The comparison strategy for text files.

mode: line_by_line
Value Description
line_by_line (default) Compare lines by position — line 1 to line 1, line 2 to line 2
unordered_lines Compare the set of lines regardless of order — count occurrences of each distinct line

Common mistakes:

  • Using line_by_line for logs from parallel workers. If the same lines appear but in different order, every line flags as a difference. Switch to unordered_lines.
  • Using unordered_lines when order matters. If a log should produce events in a specific sequence, unordered_lines will miss ordering regressions.
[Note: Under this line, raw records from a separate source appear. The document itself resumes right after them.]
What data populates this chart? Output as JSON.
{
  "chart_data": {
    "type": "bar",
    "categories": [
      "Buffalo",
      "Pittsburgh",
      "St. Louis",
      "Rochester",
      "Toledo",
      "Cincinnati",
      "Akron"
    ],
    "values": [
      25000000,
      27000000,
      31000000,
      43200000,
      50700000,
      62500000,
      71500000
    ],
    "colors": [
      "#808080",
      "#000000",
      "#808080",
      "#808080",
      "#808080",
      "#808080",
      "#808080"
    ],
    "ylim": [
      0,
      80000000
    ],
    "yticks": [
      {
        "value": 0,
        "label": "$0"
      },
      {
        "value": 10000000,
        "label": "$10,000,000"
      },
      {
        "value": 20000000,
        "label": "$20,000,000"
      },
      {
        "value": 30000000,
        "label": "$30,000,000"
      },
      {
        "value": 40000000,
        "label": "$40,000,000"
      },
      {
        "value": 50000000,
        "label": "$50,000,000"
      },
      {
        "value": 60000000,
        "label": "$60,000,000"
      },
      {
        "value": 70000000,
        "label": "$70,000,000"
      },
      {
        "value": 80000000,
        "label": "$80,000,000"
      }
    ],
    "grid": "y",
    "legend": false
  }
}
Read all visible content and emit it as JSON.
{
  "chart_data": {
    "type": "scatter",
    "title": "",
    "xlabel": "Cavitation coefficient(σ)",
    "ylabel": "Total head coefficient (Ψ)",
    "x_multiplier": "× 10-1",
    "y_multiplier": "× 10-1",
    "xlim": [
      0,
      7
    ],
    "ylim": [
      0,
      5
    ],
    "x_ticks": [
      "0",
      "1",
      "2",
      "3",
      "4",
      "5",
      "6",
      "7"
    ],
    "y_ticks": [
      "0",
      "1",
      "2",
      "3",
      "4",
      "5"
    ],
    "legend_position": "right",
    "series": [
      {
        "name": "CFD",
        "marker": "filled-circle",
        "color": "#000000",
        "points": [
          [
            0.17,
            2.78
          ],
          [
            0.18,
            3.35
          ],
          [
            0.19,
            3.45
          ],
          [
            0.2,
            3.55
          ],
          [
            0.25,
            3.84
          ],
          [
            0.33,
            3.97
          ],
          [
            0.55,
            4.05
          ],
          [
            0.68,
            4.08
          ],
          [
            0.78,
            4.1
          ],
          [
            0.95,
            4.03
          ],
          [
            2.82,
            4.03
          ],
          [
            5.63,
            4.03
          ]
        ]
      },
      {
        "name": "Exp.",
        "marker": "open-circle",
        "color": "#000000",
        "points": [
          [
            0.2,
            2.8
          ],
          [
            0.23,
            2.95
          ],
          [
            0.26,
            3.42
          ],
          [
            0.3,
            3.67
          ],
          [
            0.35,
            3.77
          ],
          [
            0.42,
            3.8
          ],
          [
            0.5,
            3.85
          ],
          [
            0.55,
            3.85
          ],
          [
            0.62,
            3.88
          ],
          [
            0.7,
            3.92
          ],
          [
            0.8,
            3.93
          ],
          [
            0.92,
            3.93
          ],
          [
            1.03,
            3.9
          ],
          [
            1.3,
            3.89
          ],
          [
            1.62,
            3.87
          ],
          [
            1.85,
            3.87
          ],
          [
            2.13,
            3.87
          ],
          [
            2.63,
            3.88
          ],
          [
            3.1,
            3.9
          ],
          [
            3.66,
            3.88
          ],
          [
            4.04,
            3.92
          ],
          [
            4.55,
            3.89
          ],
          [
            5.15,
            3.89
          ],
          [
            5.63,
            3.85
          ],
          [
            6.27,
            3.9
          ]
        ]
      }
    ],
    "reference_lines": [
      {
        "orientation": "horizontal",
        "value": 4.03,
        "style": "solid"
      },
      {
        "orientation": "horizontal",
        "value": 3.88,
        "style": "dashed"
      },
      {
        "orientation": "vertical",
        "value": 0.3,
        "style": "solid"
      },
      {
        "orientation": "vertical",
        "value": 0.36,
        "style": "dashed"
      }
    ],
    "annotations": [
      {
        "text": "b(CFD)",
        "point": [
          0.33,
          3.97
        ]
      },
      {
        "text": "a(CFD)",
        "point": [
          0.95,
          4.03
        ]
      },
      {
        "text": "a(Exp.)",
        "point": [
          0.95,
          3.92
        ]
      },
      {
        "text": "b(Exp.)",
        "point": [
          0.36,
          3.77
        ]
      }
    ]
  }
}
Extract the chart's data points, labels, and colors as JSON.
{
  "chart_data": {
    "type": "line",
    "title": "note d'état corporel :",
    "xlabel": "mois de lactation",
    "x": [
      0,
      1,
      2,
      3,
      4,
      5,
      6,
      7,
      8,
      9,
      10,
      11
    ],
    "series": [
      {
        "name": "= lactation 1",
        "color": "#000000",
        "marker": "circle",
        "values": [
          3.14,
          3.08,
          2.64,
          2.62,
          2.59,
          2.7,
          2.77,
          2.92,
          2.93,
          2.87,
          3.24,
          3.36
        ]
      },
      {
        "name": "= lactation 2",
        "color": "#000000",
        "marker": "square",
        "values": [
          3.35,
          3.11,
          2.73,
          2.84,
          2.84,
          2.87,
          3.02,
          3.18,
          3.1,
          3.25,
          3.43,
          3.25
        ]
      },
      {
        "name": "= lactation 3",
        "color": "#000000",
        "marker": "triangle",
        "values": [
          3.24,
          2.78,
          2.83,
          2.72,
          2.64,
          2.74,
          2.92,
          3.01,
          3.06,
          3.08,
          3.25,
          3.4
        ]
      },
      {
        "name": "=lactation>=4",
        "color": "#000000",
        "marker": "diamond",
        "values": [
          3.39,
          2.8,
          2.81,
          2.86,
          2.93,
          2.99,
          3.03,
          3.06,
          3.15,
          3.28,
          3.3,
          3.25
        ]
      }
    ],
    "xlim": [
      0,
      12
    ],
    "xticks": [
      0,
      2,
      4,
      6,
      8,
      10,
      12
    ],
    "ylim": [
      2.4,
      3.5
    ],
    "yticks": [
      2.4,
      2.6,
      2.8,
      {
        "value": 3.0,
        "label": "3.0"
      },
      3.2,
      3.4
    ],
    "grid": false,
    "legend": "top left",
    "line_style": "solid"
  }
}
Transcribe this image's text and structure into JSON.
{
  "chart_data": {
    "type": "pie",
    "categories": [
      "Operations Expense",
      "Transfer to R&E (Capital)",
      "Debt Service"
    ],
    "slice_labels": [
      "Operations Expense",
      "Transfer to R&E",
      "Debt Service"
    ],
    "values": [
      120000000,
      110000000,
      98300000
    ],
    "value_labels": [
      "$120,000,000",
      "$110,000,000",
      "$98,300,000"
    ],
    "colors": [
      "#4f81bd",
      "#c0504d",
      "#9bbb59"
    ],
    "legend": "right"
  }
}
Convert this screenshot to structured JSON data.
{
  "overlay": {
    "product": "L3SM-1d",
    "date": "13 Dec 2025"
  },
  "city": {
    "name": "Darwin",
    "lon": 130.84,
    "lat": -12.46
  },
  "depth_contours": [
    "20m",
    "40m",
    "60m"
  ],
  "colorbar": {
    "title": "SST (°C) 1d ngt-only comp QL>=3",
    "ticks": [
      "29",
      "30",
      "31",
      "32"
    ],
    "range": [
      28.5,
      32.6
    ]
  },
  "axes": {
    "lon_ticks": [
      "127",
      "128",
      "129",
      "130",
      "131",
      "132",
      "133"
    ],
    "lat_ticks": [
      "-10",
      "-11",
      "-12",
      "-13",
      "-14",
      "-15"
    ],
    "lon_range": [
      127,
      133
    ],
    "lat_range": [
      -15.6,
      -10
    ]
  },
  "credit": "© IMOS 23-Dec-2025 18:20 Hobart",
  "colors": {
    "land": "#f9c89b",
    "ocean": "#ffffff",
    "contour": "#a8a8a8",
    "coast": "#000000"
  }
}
See Log Comparison for examples of both modes.

normalize

Normalization options clean up lines before comparison. Applied in a fixed order: normalize newlines, trim, collapse whitespace, case conversion, then blank line removal.

normalize:
  normalize_newlines: true
  trim_lines: true
  collapse_whitespace: true
  case_insensitive: false
  ignore_blank_lines: false
Field Default Description
normalize_newlines true Convert CRLF to LF
trim_lines false Strip leading/trailing whitespace per line
collapse_whitespace false Replace consecutive spaces with a single space
case_insensitive false Convert all lines to lowercase before comparing
ignore_blank_lines false Drop empty lines after other normalization

Common mistakes:

  • Assuming trim_lines is on by default. Unlike tabular mode's trim_whitespace, text mode's trim_lines defaults to false.
  • Enabling collapse_whitespace for indentation-sensitive files. This replaces all runs of whitespace with a single space, which destroys indentation structure.

replace_regex

Substitute matching patterns before comparison. Rules are applied sequentially — the output of one rule is the input to the next.

replace_regex:
  - pattern: "\\d{4}-\\d{2}-\\d{2} \\d{2}:\\d{2}:\\d{2}"
    replace: "<TS>"
  - pattern: "req-[a-z0-9]+"
    replace: "req-<ID>"
  - pattern: "\\d+ms"
    replace: "<DUR>"

Use this to normalize timestamps, UUIDs, request IDs, durations, and other values that change between runs.

Common mistakes:

  • Forgetting to double-escape backslashes. \\d in YAML becomes the regex \d. A single backslash (\d) is a YAML escape sequence and will not match digits.
  • Writing an overly broad pattern. A pattern like \\d+ replaces every number in every line, including meaningful values like error codes or counts.
  • Ordering rules incorrectly. If rule A replaces timestamps and rule B replaces a pattern that includes timestamps, put rule A first. Rules apply sequentially.

drop_lines_regex

Remove entire lines that match any pattern. Matching is checked after normalize and replace_regex have been applied.

drop_lines_regex:
  - "^DEBUG"
  - "^\\s*$"
  - "^#"

Common mistakes:

  • Dropping lines that contain useful data. A pattern like "error" would drop any line containing "error" — including lines you want to compare. Use anchored patterns (^DEBUG) to be precise.
  • Expecting drop to apply before replace_regex. The order is: normalize, then replace_regex, then drop_lines_regex. A line is dropped based on its content after replacements have been applied.